The name is quite misleading as it’s not a park, but rather a building that houses reptiles alike. It’s also very small, and you can see them all in about 30 – 45 minutes. Filled with lots of amphibians and reptiles alike, you’ll get a glimpse of one of the biggest snake in the world -the Burmese Python (and while taking its photo, I thought of what a cool color it was and how I’d love to have a yellow handbag, without killing it of course), we saw crocodiles, venomous snakes, non-venomous snakes, tarantulas and much more. For snake lovers, you’d enjoy this little reptile exhibit.

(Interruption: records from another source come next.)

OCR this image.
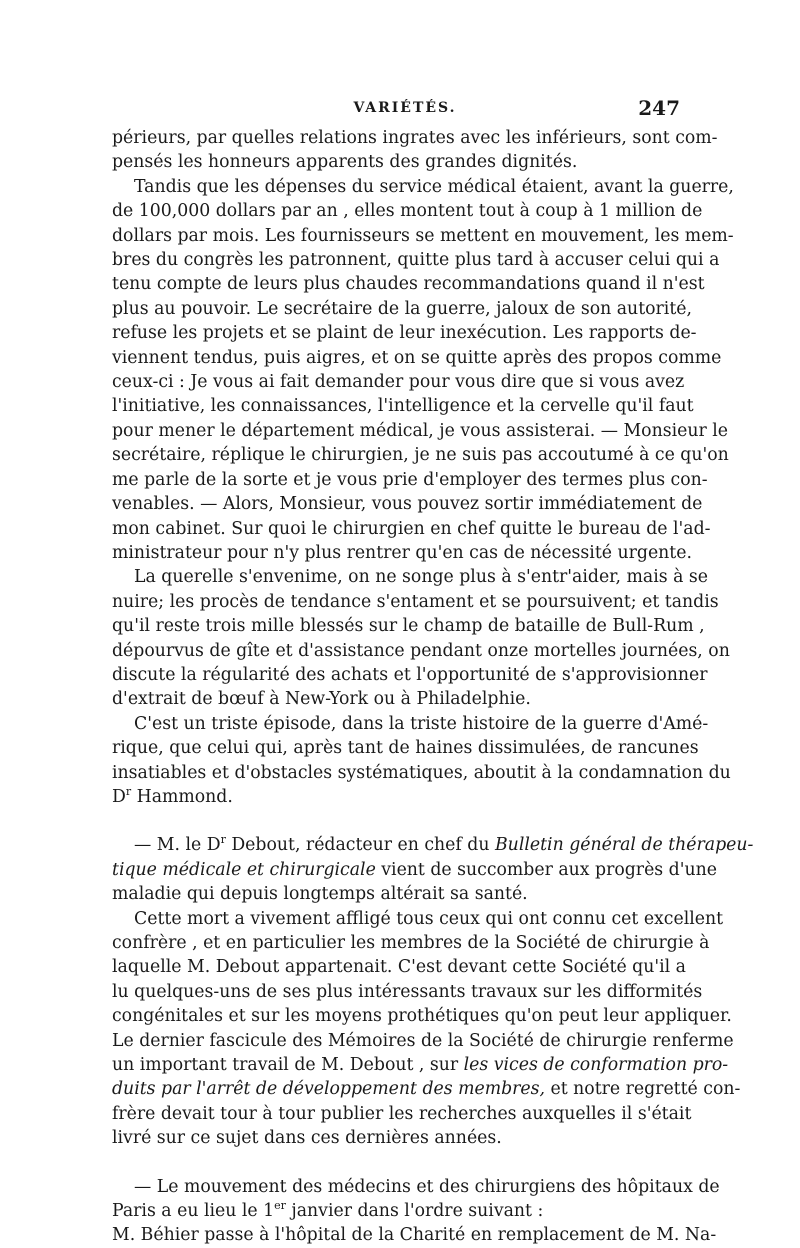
VARIÉTÉS.	247
périeurs, par quelles relations ingrates avec les inférieurs, sont com-
pensés les honneurs apparents des grandes dignités.
Tandis que les dépenses du service médical étaient, avant la guerre,
de 100,000 dollars par an , elles montent tout à coup à 1 million de
dollars par mois. Les fournisseurs se mettent en mouvement, les mem-
bres du congrès les patronnent, quitte plus tard à accuser celui qui a
tenu compte de leurs plus chaudes recommandations quand il n'est
plus au pouvoir. Le secrétaire de la guerre, jaloux de son autorité,
refuse les projets et se plaint de leur inexécution. Les rapports de-
viennent tendus, puis aigres, et on se quitte après des propos comme
ceux-ci : Je vous ai fait demander pour vous dire que si vous avez
l'initiative, les connaissances, l'intelligence et la cervelle qu'il faut
pour mener le département médical, je vous assisterai. — Monsieur le
secrétaire, réplique le chirurgien, je ne suis pas accoutumé à ce qu'on
me parle de la sorte et je vous prie d'employer des termes plus con-
venables. — Alors, Monsieur, vous pouvez sortir immédiatement de
mon cabinet. Sur quoi le chirurgien en chef quitte le bureau de l'ad-
ministrateur pour n'y plus rentrer qu'en cas de nécessité urgente.
La querelle s'envenime, on ne songe plus à s'entr'aider, mais à se
nuire; les procès de tendance s'entament et se poursuivent; et tandis
qu'il reste trois mille blessés sur le champ de bataille de Bull-Rum ,
dépourvus de gîte et d'assistance pendant onze mortelles journées, on
discute la régularité des achats et l'opportunité de s'approvisionner
d'extrait de bœuf à New-York ou à Philadelphie.
C'est un triste épisode, dans la triste histoire de la guerre d'Amé-
rique, que celui qui, après tant de haines dissimulées, de rancunes
insatiables et d'obstacles systématiques, aboutit à la condamnation du
$D^r$ Hammond.
— M. le $D^r$ Debout, rédacteur en chef du Bulletin général de thérapeu-
tique médicale et chirurgicale vient de succomber aux progrès d'une
maladie qui depuis longtemps altérait sa santé.
Cette mort a vivement affligé tous ceux qui ont connu cet excellent
confrère , et en particulier les membres de la Société de chirurgie à
laquelle M. Debout appartenait. C'est devant cette Société qu'il a
lu quelques-uns de ses plus intéressants travaux sur les difformités
congénitales et sur les moyens prothétiques qu'on peut leur appliquer.
Le dernier fascicule des Mémoires de la Société de chirurgie renferme
un important travail de M. Debout , sur les vices de conformation pro-
duits par l'arrêt de développement des membres, et notre regretté con-
frère devait tour à tour publier les recherches auxquelles il s'était
livré sur ce sujet dans ces dernières années.
— Le mouvement des médecins et des chirurgiens des hôpitaux de
Paris a eu lieu le 1er janvier dans l'ordre suivant :
M. Béhier passe à l'hôpital de la Charité en remplacement de M. Na-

Sure there many other activities you can partake in, such as the Ski Jump and Museum, pay a visit to the Royal Palace, check out the Akershus Fortress, walk on the roof of the Opera House, or even take in a game of bowling at Oslo Bar and Bowling. Madison and I found Oslo Bar and Bowling quite by accident just walking around, once again within walking distance (about 4 minutes from the hotel) and spent an afternoon there bowling (where she beat me not once, but twice) then we celebrated later by indulging in Norwegian sorbet. Since the bowling alley is actually an adult bar, there are guidelines as to when kids are allowed, but typically during the day/afternoon is fine, and there’s also a discount if you visit before 4pm.

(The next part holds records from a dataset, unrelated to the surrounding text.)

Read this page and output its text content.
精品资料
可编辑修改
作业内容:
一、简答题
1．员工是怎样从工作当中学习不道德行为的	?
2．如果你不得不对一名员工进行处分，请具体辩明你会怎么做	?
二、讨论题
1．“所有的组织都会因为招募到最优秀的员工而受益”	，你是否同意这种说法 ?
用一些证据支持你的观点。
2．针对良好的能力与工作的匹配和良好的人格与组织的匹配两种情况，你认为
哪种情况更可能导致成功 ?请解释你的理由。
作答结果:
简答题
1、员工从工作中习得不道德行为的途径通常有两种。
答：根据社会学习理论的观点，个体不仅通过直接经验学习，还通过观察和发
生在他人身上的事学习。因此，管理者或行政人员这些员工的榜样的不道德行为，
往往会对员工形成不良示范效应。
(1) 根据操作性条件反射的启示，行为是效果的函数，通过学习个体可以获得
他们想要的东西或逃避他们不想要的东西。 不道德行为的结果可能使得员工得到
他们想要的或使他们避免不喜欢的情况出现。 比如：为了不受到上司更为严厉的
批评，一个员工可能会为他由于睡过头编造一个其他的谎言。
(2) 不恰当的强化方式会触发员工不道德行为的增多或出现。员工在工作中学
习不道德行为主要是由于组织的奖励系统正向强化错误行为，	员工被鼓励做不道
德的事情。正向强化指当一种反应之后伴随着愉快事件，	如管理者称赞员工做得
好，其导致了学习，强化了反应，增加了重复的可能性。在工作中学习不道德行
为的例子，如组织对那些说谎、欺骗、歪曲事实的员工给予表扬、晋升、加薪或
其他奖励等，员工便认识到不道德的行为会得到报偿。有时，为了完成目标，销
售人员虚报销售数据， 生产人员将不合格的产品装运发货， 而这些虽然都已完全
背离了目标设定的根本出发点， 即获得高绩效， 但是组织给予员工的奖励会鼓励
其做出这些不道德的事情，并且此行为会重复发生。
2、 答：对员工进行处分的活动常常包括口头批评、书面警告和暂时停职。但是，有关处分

Shopping can also be a great activity as retail therapy can be loads of fun. Oslo City, one of their biggest mall is opened until 10pm weekdays while the designer stores such as Gucci, Louis Vuitton, Balenciaga, YSL and many more closes at 7pm, a far cry from the 9–10pm closing time that we’re usually accustomed to in the US. We also took a look around at Steen & Strøm Department Store, one of their biggest department store (quite like our Macy’s) but was a tad disappointed. However, if you decide to shop and spend more than 300NOK on one receipt at any store, be sure to ask for a tax refund receipt so you can get some of that money back at Global Blue, located at the airport, before leaving the country.

So What’s My Overall Impression of Oslo?

It’s definitely not New York City, but its small quiet city would envelop you and might actually entice you to stay. The citizens are courteous and friendly (Madison even got her picture taken with the local police), and from what we’ve heard, the crime rate is low. I would not hesitate to visit again with my family or even as a solo female traveler. There is so much more that could have been done, but I personally prefer to take my time visiting instead of rushing through the day, not enjoying what the city has to offer. I hope to revisit one day as a week is most definitely not enough, and maybe this time incorporate the town of Bergen into my trip.

We hope that our guide would enable you to plan a successful trip with your little ones to Oslo, Noway.